Тогда зачем эти посиделки в кафе? Зачем расспросы о личной жизни, о том, как там мама?

В какой-то момент — это стало откровенно пугать, особенно блеск в глазах, когда я рассказывала о детстве.

Наверное, именно поэтому я даже с облегчением выполнила требование блондинки.

— Даша? Тебе угрожали? – задает он настолько проницательный вопрос, когда я отказываюсь идти на очередное «свидание».

— А есть кому?

— Не отвечай вопросом на вопрос.

— Александр Дмитриевич, в любом случае наши походы в кафе — это неправильно. Вас могут неправильно понять.

— Понять?

— Ну да, — понижаю я голос. – Молодая студентка, профессор. Многие думают, что у нас с вами роман.

— Какой еще роман? — злится он, сжимая пальцами простой карандаш. – Дело же не в этом.

А в чем?

— То есть, вы приглашали меня в кафе, не потому что я вам нравлюсь? – спрашиваю сиплым голосом и надеюсь, что нас никто не услышит. Что никто не поймет, что этот красивый мужчина в строгом синем костюме пил со мной кофе… Зачем? Зачем?!

Сильнее меня оскорбить мог только Синицын.

— Нет конечно… То есть… — Он понял, что сказал, но было уже поздно. Обида жгла горло, а слезы сами собой покатились из глаз. – Даша, я не хотел…

— Даже не знаю, что вы хотели, но видеть вас я больше не хочу, — разворачиваюсь, мигом вылетаю из аудитории и резко врезаюсь во что-то твердое.

— Блять! Малышева! Смотри, куда прешь! – слышу над собой родной, чуть хрипловатый голос Синицына. Но стоит поднять взгляд, его уже и след простыл. Только сигаретный шлейф, что тянулся в кабинет Александра Дмитриевича.

37. Глава 36.

Такое безразличие и невнимание, могла бы меня обидеть и разозлить, но судя по времени, Синицын пришел на пересдачу. А значит, он уже три раза заваливал зачет.

Надо бы порадоваться, позлорадствовать, но не получается.

Я забираюсь на ближайший подоконник и начинаю ждать, старательно делая вид, что меня интересует пройденный материал по Английскому.  Но часто поглядываю на закрытые двери. По лицу Марка будет понятно, получилось ли у него на этот раз.

Значит, надо просто посмотреть на него.

Только вот как заглушить внутренний голос, который настоятельно требует мне свалить отсюда.

Потому что Марк может свой гнев вылить на меня. Причем в такой форме, что мне захочется сжечь его свитер ко всем чертям!  А я ведь уже с ним породнилась. Он стал мне почти другом.

Ужас, Даша. Друг свитер?

А чего только не бывает от одиночества.

Ужас, Малышева, тебе реально пора лечиться.
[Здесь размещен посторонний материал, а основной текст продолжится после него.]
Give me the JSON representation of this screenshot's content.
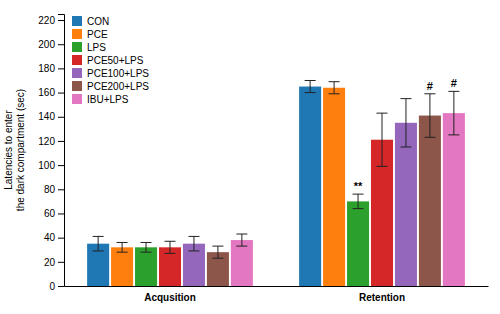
{
  "chart_data": {
    "type": "bar",
    "ylabel": "Latencies to enter\nthe dark compartment (sec)",
    "categories": [
      "Acqusition",
      "Retention"
    ],
    "series": [
      {
        "name": "CON",
        "values": [
          35,
          165
        ],
        "errors": [
          6,
          5
        ]
      },
      {
        "name": "PCE",
        "values": [
          32,
          164
        ],
        "errors": [
          4,
          5
        ]
      },
      {
        "name": "LPS",
        "values": [
          32,
          70
        ],
        "errors": [
          4,
          6
        ]
      },
      {
        "name": "PCE50+LPS",
        "values": [
          32,
          121
        ],
        "errors": [
          5,
          22
        ]
      },
      {
        "name": "PCE100+LPS",
        "values": [
          35,
          135
        ],
        "errors": [
          6,
          20
        ]
      },
      {
        "name": "PCE200+LPS",
        "values": [
          28,
          141
        ],
        "errors": [
          5,
          18
        ]
      },
      {
        "name": "IBU+LPS",
        "values": [
          38,
          143
        ],
        "errors": [
          5,
          18
        ]
      }
    ],
    "annotations": [
      {
        "text": "**",
        "series": "LPS",
        "category": "Retention"
      },
      {
        "text": "#",
        "series": "PCE200+LPS",
        "category": "Retention"
      },
      {
        "text": "#",
        "series": "IBU+LPS",
        "category": "Retention"
      }
    ],
    "ylim": [
      0,
      225
    ],
    "yticks": [
      0,
      20,
      40,
      60,
      80,
      100,
      120,
      140,
      160,
      180,
      200,
      220
    ],
    "legend": "upper left",
    "grid": false
  }
}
Марк выходит спустя десять минут, захлопнул двери с такой отдачей, что задрожали стекла, и я тяжело вздыхаю.

Четвертая попытка провалилась.

Марк, вбивая пятки в кроссовках в пол  стал маршировать к выходу, но я не могу дать ему уйти. Не могу бросить в беде, ведь в нашем вузе все строго. Не сдашь зачет, реально можешь вылететь. Готова ли я потерять из виду Марка? Готова ли жить, зная, что не увижу его завтра?
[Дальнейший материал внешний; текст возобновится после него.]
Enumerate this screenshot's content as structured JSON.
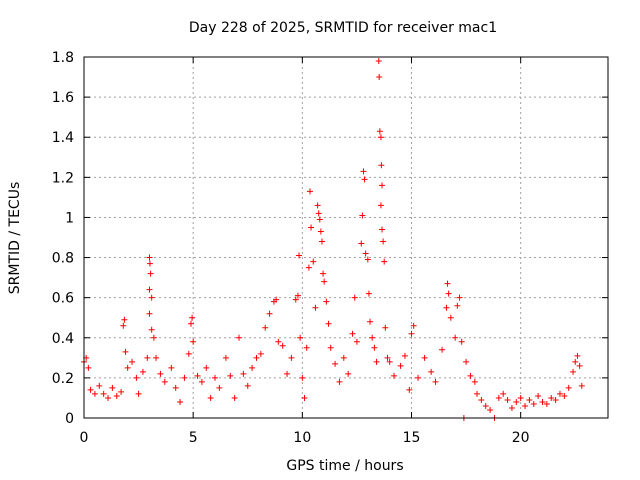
{
  "chart_data": {
    "type": "scatter",
    "title": "Day 228 of 2025, SRMTID for receiver mac1",
    "xlabel": "GPS time / hours",
    "ylabel": "SRMTID / TECUs",
    "xlim": [
      0,
      24
    ],
    "ylim": [
      0,
      1.8
    ],
    "xticks": [
      0,
      5,
      10,
      15,
      20
    ],
    "xtick_labels": [
      "0",
      "5",
      "10",
      "15",
      "20"
    ],
    "yticks": [
      0,
      0.2,
      0.4,
      0.6,
      0.8,
      1.0,
      1.2,
      1.4,
      1.6,
      1.8
    ],
    "ytick_labels": [
      "0",
      "0.2",
      "0.4",
      "0.6",
      "0.8",
      "1",
      "1.2",
      "1.4",
      "1.6",
      "1.8"
    ],
    "grid": true,
    "marker": "+",
    "series": [
      {
        "name": "SRMTID",
        "color": "#ff0000",
        "points": [
          [
            0.0,
            0.28
          ],
          [
            0.1,
            0.3
          ],
          [
            0.2,
            0.25
          ],
          [
            0.3,
            0.14
          ],
          [
            0.5,
            0.12
          ],
          [
            0.7,
            0.16
          ],
          [
            0.9,
            0.12
          ],
          [
            1.1,
            0.1
          ],
          [
            1.3,
            0.15
          ],
          [
            1.5,
            0.11
          ],
          [
            1.7,
            0.13
          ],
          [
            1.8,
            0.46
          ],
          [
            1.85,
            0.49
          ],
          [
            1.9,
            0.33
          ],
          [
            2.0,
            0.25
          ],
          [
            2.2,
            0.28
          ],
          [
            2.4,
            0.2
          ],
          [
            2.5,
            0.12
          ],
          [
            2.7,
            0.23
          ],
          [
            2.9,
            0.3
          ],
          [
            3.0,
            0.8
          ],
          [
            3.02,
            0.77
          ],
          [
            3.05,
            0.72
          ],
          [
            3.0,
            0.64
          ],
          [
            3.1,
            0.6
          ],
          [
            3.0,
            0.52
          ],
          [
            3.1,
            0.44
          ],
          [
            3.2,
            0.4
          ],
          [
            3.3,
            0.3
          ],
          [
            3.5,
            0.22
          ],
          [
            3.7,
            0.18
          ],
          [
            4.0,
            0.25
          ],
          [
            4.2,
            0.15
          ],
          [
            4.4,
            0.08
          ],
          [
            4.6,
            0.2
          ],
          [
            4.8,
            0.32
          ],
          [
            4.9,
            0.47
          ],
          [
            4.95,
            0.5
          ],
          [
            5.0,
            0.38
          ],
          [
            5.2,
            0.21
          ],
          [
            5.4,
            0.18
          ],
          [
            5.6,
            0.25
          ],
          [
            5.8,
            0.1
          ],
          [
            6.0,
            0.2
          ],
          [
            6.2,
            0.15
          ],
          [
            6.5,
            0.3
          ],
          [
            6.7,
            0.21
          ],
          [
            6.9,
            0.1
          ],
          [
            7.1,
            0.4
          ],
          [
            7.3,
            0.22
          ],
          [
            7.5,
            0.16
          ],
          [
            7.7,
            0.25
          ],
          [
            7.9,
            0.3
          ],
          [
            8.1,
            0.32
          ],
          [
            8.3,
            0.45
          ],
          [
            8.5,
            0.52
          ],
          [
            8.7,
            0.58
          ],
          [
            8.8,
            0.59
          ],
          [
            8.9,
            0.38
          ],
          [
            9.1,
            0.36
          ],
          [
            9.3,
            0.22
          ],
          [
            9.5,
            0.3
          ],
          [
            9.7,
            0.59
          ],
          [
            9.8,
            0.61
          ],
          [
            9.85,
            0.81
          ],
          [
            9.9,
            0.4
          ],
          [
            10.0,
            0.2
          ],
          [
            10.1,
            0.1
          ],
          [
            10.2,
            0.35
          ],
          [
            10.3,
            0.75
          ],
          [
            10.35,
            1.13
          ],
          [
            10.4,
            0.95
          ],
          [
            10.5,
            0.78
          ],
          [
            10.6,
            0.55
          ],
          [
            10.7,
            1.06
          ],
          [
            10.75,
            1.02
          ],
          [
            10.8,
            0.99
          ],
          [
            10.85,
            0.93
          ],
          [
            10.9,
            0.88
          ],
          [
            10.95,
            0.72
          ],
          [
            11.0,
            0.68
          ],
          [
            11.1,
            0.58
          ],
          [
            11.2,
            0.47
          ],
          [
            11.3,
            0.35
          ],
          [
            11.5,
            0.27
          ],
          [
            11.7,
            0.18
          ],
          [
            11.9,
            0.3
          ],
          [
            12.1,
            0.22
          ],
          [
            12.3,
            0.42
          ],
          [
            12.4,
            0.6
          ],
          [
            12.5,
            0.38
          ],
          [
            12.7,
            0.87
          ],
          [
            12.75,
            1.01
          ],
          [
            12.8,
            1.23
          ],
          [
            12.85,
            1.19
          ],
          [
            12.9,
            0.82
          ],
          [
            13.0,
            0.79
          ],
          [
            13.05,
            0.62
          ],
          [
            13.1,
            0.48
          ],
          [
            13.2,
            0.4
          ],
          [
            13.3,
            0.35
          ],
          [
            13.4,
            0.28
          ],
          [
            13.5,
            1.78
          ],
          [
            13.52,
            1.7
          ],
          [
            13.55,
            1.43
          ],
          [
            13.6,
            1.4
          ],
          [
            13.62,
            1.26
          ],
          [
            13.65,
            1.16
          ],
          [
            13.6,
            1.06
          ],
          [
            13.65,
            0.94
          ],
          [
            13.7,
            0.88
          ],
          [
            13.75,
            0.78
          ],
          [
            13.8,
            0.45
          ],
          [
            13.9,
            0.3
          ],
          [
            14.0,
            0.28
          ],
          [
            14.2,
            0.21
          ],
          [
            14.5,
            0.26
          ],
          [
            14.7,
            0.31
          ],
          [
            14.9,
            0.14
          ],
          [
            15.0,
            0.42
          ],
          [
            15.1,
            0.46
          ],
          [
            15.3,
            0.2
          ],
          [
            15.6,
            0.3
          ],
          [
            15.9,
            0.23
          ],
          [
            16.1,
            0.18
          ],
          [
            16.4,
            0.34
          ],
          [
            16.6,
            0.55
          ],
          [
            16.65,
            0.67
          ],
          [
            16.7,
            0.62
          ],
          [
            16.8,
            0.5
          ],
          [
            17.0,
            0.4
          ],
          [
            17.1,
            0.56
          ],
          [
            17.2,
            0.6
          ],
          [
            17.3,
            0.38
          ],
          [
            17.4,
            0.0
          ],
          [
            17.5,
            0.28
          ],
          [
            17.7,
            0.21
          ],
          [
            17.9,
            0.18
          ],
          [
            18.0,
            0.12
          ],
          [
            18.2,
            0.09
          ],
          [
            18.4,
            0.06
          ],
          [
            18.6,
            0.04
          ],
          [
            18.8,
            0.0
          ],
          [
            19.0,
            0.1
          ],
          [
            19.2,
            0.12
          ],
          [
            19.4,
            0.09
          ],
          [
            19.6,
            0.05
          ],
          [
            19.8,
            0.08
          ],
          [
            20.0,
            0.1
          ],
          [
            20.2,
            0.06
          ],
          [
            20.4,
            0.09
          ],
          [
            20.6,
            0.07
          ],
          [
            20.8,
            0.11
          ],
          [
            21.0,
            0.08
          ],
          [
            21.2,
            0.07
          ],
          [
            21.4,
            0.1
          ],
          [
            21.6,
            0.09
          ],
          [
            21.8,
            0.12
          ],
          [
            22.0,
            0.11
          ],
          [
            22.2,
            0.15
          ],
          [
            22.4,
            0.23
          ],
          [
            22.5,
            0.28
          ],
          [
            22.6,
            0.31
          ],
          [
            22.7,
            0.26
          ],
          [
            22.8,
            0.16
          ]
        ]
      }
    ]
  }
}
Готова ли я жить без него?

— Марк! – зову, и он резко оборачивается. Долго так, тяжело на меня смотрит. Впервые, прямо за три дня.

Впервые.

И я должна опустить взгляд. Но не могу. Слишком сильно мне не хватает его. Слишком часто я жалею, что не отдалась на продавленном диване.

Он идет ко мне. Черт! Доигралась в гляделки. Он идет сюда!

— Привет.

— Привет, — киваю и замираю. Он тоже молчит.

— Уже надоела профессору твоя жирная задница? – спрашивает он так резко, что рука начинает буквально ныть от желания дать ему по наглой физиономии.

— Между прочим, это я ему отказала, — рявкаю, спрыгиваю с подоконника, но охаю от боли, потому что подворачиваю ногу.